A Study of the Circular Pursuit Dynamics using Bifurcation Theoretic Computational Approach

TL;DR

This paper applies bifurcation theory to analyze circular pursuit dynamics, offering a novel computational approach for modeling pursuer-target engagement scenarios with potential practical guidance.

Contribution

It introduces a bifurcation theoretic numerical method to study pursuit dynamics, including pursuer speed limitations, providing new insights into engagement laws.

Findings

Analytical and simulation results demonstrate the effectiveness of the bifurcation approach.

The approach highlights advantages in deriving pursuit engagement laws.

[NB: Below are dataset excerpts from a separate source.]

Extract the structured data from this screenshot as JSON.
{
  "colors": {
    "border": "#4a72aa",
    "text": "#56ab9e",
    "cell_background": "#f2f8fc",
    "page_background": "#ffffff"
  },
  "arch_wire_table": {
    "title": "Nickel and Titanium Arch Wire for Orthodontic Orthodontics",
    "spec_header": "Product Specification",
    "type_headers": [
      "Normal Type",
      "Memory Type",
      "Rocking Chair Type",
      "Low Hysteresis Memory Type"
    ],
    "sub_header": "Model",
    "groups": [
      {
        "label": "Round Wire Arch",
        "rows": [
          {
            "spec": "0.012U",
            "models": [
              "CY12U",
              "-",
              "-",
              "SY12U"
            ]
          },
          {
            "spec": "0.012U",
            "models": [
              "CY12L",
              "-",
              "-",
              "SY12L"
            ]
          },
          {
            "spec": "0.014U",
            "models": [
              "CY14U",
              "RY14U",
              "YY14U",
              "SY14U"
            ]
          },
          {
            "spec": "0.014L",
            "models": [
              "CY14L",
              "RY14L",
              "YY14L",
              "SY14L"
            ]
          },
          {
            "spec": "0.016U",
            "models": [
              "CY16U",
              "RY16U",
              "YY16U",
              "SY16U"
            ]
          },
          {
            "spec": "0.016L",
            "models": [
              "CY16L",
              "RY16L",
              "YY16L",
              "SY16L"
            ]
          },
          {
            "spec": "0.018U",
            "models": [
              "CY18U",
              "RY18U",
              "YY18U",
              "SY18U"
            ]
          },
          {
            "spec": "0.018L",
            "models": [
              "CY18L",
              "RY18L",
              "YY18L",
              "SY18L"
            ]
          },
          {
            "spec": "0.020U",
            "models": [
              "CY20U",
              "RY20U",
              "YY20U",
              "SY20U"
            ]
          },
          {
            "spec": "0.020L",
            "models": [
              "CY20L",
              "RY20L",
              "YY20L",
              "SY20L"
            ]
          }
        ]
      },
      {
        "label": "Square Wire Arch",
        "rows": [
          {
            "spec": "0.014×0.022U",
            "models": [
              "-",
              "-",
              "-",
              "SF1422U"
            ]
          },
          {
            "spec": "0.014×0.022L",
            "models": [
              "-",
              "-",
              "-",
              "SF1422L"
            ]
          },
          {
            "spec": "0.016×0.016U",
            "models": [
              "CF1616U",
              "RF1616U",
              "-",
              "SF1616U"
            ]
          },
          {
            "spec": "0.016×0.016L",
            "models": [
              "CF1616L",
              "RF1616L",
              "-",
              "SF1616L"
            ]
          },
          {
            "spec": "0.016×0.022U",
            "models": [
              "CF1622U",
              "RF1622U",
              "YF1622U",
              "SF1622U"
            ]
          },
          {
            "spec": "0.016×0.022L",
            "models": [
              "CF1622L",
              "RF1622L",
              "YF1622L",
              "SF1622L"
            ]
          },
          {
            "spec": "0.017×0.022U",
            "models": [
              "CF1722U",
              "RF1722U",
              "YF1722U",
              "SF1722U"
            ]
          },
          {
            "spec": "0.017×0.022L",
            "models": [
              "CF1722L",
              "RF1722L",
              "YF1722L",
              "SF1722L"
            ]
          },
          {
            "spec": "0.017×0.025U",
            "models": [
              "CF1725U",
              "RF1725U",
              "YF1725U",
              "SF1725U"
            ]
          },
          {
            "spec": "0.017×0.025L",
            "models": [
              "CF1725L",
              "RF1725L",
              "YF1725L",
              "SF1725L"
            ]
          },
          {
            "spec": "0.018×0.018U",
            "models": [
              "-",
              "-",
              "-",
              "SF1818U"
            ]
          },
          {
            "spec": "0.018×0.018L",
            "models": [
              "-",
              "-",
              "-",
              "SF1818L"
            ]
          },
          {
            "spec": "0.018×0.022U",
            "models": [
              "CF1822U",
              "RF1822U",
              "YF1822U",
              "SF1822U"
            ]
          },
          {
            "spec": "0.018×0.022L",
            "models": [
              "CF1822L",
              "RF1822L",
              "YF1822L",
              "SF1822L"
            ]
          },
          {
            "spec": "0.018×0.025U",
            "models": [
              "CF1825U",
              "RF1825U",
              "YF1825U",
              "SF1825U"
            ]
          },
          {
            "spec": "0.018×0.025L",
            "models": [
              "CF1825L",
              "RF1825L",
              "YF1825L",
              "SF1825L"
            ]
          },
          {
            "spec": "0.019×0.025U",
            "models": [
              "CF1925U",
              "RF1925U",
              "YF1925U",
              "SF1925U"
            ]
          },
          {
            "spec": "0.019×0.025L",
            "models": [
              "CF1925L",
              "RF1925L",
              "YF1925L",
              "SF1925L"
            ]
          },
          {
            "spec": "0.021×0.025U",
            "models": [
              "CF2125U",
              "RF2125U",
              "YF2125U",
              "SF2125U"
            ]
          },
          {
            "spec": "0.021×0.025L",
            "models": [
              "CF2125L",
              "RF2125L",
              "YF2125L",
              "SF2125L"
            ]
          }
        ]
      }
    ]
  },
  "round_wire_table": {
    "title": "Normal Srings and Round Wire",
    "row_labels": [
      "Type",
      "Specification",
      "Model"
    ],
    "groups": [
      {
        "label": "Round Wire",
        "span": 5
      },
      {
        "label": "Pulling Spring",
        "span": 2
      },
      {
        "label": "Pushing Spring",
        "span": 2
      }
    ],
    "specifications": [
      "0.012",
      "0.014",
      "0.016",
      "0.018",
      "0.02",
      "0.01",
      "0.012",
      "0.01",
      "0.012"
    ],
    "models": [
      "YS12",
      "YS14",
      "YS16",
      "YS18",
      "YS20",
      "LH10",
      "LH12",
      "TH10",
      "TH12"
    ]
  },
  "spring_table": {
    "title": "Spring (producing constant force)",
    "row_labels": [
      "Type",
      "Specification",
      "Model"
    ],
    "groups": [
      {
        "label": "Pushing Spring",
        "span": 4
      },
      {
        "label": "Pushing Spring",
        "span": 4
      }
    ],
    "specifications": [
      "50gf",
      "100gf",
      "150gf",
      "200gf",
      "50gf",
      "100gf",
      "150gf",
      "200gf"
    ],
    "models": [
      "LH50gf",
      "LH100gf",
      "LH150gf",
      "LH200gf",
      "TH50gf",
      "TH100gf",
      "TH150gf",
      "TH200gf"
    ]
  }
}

Modeling includes pursuer speed limitations for realistic scenarios.

Abstract

A circular pursuit guidance problem involving pursuer-target engagement is studied in this paper using a bifurcation theory based numerical approach. While target is modeled as a point mass moving around in a circle with certain velocity, pursuer dynamics is driven by the relative position and orientation with respect to the target. A planar case is currently considered. A mathematical model representing the engagement scenario is derived and two cases are presented, one without and the other with a basic model for pursuer speed dynamics accounting for limitations imposed by available force. Analytical and simulation results are presented to elucidate the novel approach. Advantages of using this approach for arriving at laws for pursuer-target engagement are highlighted.